U.S. News & World Report/HealthDay News
reports: "Uninsured children in the United States are three times more likely to die from trauma injuries than children with private insurance, according to a new study. Children with public insurance, such as Medicaid or the State Children's Health Insurance Program, are about twice as likely to die as those with private insurance, the study found. ... The findings, published in the October issue of the Journal of Pediatric Surgery, stemmed from an analysis of National Trauma Data Bank information on 174,921 trauma patients aged 17 and younger. The researchers suggested several possible reasons for the disparity they found: Trauma patients with no insurance or public insurance might be transferred from one hospital to another, causing a delay in treatment. Uninsured patients might be given fewer medical tests, leading to inadequate diagnoses or missed injuries. If uninsured patients don't speak English, if it's not their native language, or if their education level is lower overall, they might have trouble talking to health-care providers about their medical history and quality of care after they were injured" (11/3).

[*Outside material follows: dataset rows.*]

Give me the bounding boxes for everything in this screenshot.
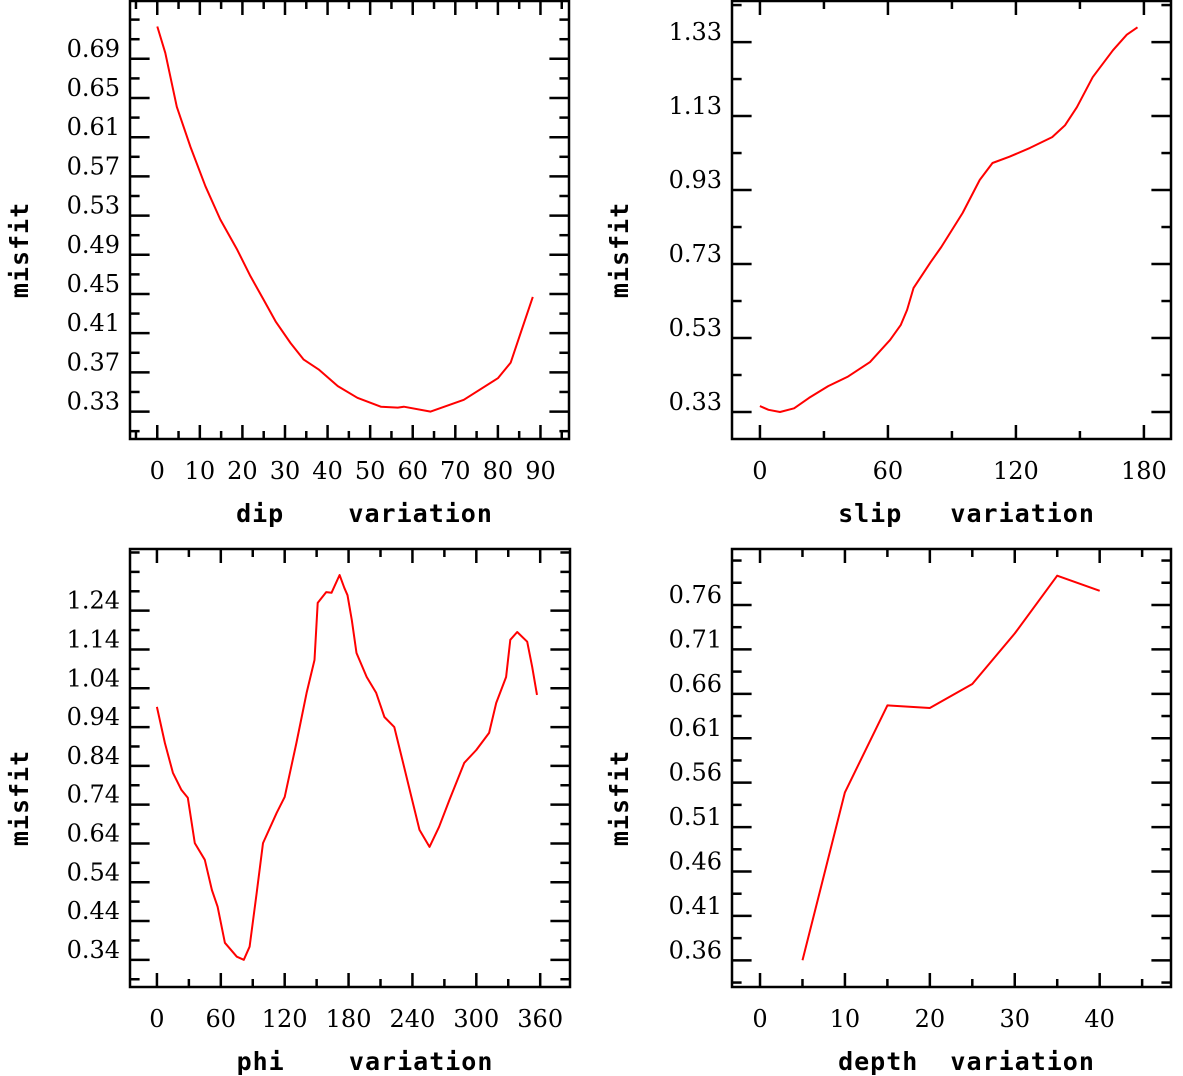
y-tick-label: 0.69	[67, 35, 120, 63]
phi-y-axis-label: misfit	[5, 750, 34, 846]
depth-y-axis-label: misfit	[605, 750, 634, 846]
phi-x-axis-label: phi variation	[237, 1047, 494, 1076]
phi-plot-frame	[128, 547, 572, 989]
y-tick-label: 0.94	[67, 703, 120, 731]
x-tick-label: 90	[525, 457, 556, 485]
depth-x-axis-label: depth variation	[838, 1047, 1095, 1076]
x-tick-label: 30	[999, 1005, 1030, 1033]
y-tick-label: 1.13	[669, 92, 722, 120]
phi-variation-panel: 0 60 120 180 240 300 360 0.34 0.44 0.54 0.64 0.74 0.…	[5, 547, 572, 1076]
slip-plot-frame	[730, 0, 1173, 441]
y-tick-label: 0.51	[669, 803, 722, 831]
x-tick-label: 360	[517, 1005, 563, 1033]
y-tick-label: 0.73	[669, 240, 722, 268]
y-tick-label: 0.41	[669, 892, 722, 920]
x-tick-label: 180	[326, 1005, 372, 1033]
y-tick-label: 1.04	[67, 664, 120, 692]
x-tick-label: 0	[150, 457, 165, 485]
y-tick-label: 0.44	[67, 897, 120, 925]
y-tick-label: 1.24	[67, 587, 120, 615]
x-tick-label: 0	[752, 1005, 767, 1033]
x-tick-label: 10	[830, 1005, 861, 1033]
y-tick-label: 0.37	[67, 348, 120, 376]
slip-misfit-line	[759, 26, 1139, 413]
x-tick-label: 50	[355, 457, 386, 485]
dip-variation-panel: 0 10 20 30 40 50 60 70 80 90 0.33 0.37 0.41 0.45 0.49 0…	[5, 0, 571, 528]
y-tick-label: 0.33	[669, 388, 722, 416]
y-tick-label: 0.36	[669, 936, 722, 964]
y-tick-label: 0.45	[67, 270, 120, 298]
y-tick-label: 0.74	[67, 781, 120, 809]
y-tick-label: 0.66	[669, 670, 722, 698]
depth-variation-panel: 0 10 20 30 40 0.36 0.41 0.46 0.51 0.56 0.61 0.66 0.7…	[605, 547, 1173, 1076]
y-tick-label: 0.46	[669, 848, 722, 876]
slip-y-axis-label: misfit	[605, 202, 634, 298]
x-tick-label: 60	[397, 457, 428, 485]
x-tick-label: 120	[262, 1005, 308, 1033]
y-tick-label: 0.84	[67, 742, 120, 770]
y-tick-label: 0.49	[67, 231, 120, 259]
x-tick-label: 20	[915, 1005, 946, 1033]
x-tick-label: 120	[993, 457, 1039, 485]
slip-axis-ticks: 0 60 120 180 0.33 0.53 0.73 0.93 1.13 1.33	[669, 1, 1171, 485]
x-tick-label: 70	[440, 457, 471, 485]
phi-axis-ticks: 0 60 120 180 240 300 360 0.34 0.44 0.54 0.64 0.74 0.…	[67, 549, 570, 1033]
y-tick-label: 0.54	[67, 858, 120, 886]
x-tick-label: 240	[390, 1005, 436, 1033]
slip-variation-panel: 0 60 120 180 0.33 0.53 0.73 0.93 1.13 1.33 misfit…	[605, 0, 1173, 528]
x-tick-label: 180	[1121, 457, 1167, 485]
depth-axis-ticks: 0 10 20 30 40 0.36 0.41 0.46 0.51 0.56 0.61 0.66 0.7…	[669, 549, 1171, 1033]
dip-x-axis-label: dip variation	[236, 499, 493, 528]
dip-plot-frame	[128, 0, 571, 441]
y-tick-label: 0.41	[67, 309, 120, 337]
dip-axis-ticks: 0 10 20 30 40 50 60 70 80 90 0.33 0.37 0.41 0.45 0.49 0…	[67, 1, 569, 485]
y-tick-label: 0.64	[67, 819, 120, 847]
x-tick-label: 20	[227, 457, 258, 485]
x-tick-label: 60	[873, 457, 904, 485]
depth-plot-frame	[730, 547, 1173, 989]
y-tick-label: 0.76	[669, 581, 722, 609]
x-tick-label: 60	[206, 1005, 237, 1033]
y-tick-label: 0.34	[67, 936, 120, 964]
x-tick-label: 10	[185, 457, 216, 485]
y-tick-label: 0.56	[669, 759, 722, 787]
slip-x-axis-label: slip variation	[838, 499, 1095, 528]
y-tick-label: 0.33	[67, 388, 120, 416]
y-tick-label: 0.53	[67, 192, 120, 220]
x-tick-label: 80	[483, 457, 514, 485]
depth-misfit-line	[801, 574, 1101, 961]
x-tick-label: 40	[1084, 1005, 1115, 1033]
y-tick-label: 1.33	[669, 18, 722, 46]
y-tick-label: 0.61	[67, 113, 120, 141]
y-tick-label: 0.71	[669, 625, 722, 653]
x-tick-label: 300	[453, 1005, 499, 1033]
dip-y-axis-label: misfit	[5, 202, 34, 298]
x-tick-label: 0	[752, 457, 767, 485]
y-tick-label: 1.14	[67, 625, 120, 653]
y-tick-label: 0.65	[67, 74, 120, 102]
y-tick-label: 0.53	[669, 314, 722, 342]
y-tick-label: 0.93	[669, 166, 722, 194]
dip-misfit-line	[156, 26, 534, 413]
y-tick-label: 0.61	[669, 714, 722, 742]
x-tick-label: 30	[270, 457, 301, 485]
y-tick-label: 0.57	[67, 152, 120, 180]
phi-misfit-line	[155, 574, 538, 961]
x-tick-label: 0	[149, 1005, 164, 1033]
x-tick-label: 40	[312, 457, 343, 485]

The Wall Street Journal/The Associated Press
reports: "Premature births, often due to poor care of low-income pregnant women, are the main reason the U.S. infant mortality rate is higher than in most European countries, a government report said Tuesday. About 1 in 8 U.S. births are premature. Early births are much less common most of Europe; for example, only 1 in 18 babies are premature in Ireland and Finland. Poor access to prenatal care, maternal obesity and smoking, too-early cesarean sections and induced labor and fertility treatments are among the reasons for preterm births, experts said" (11/3).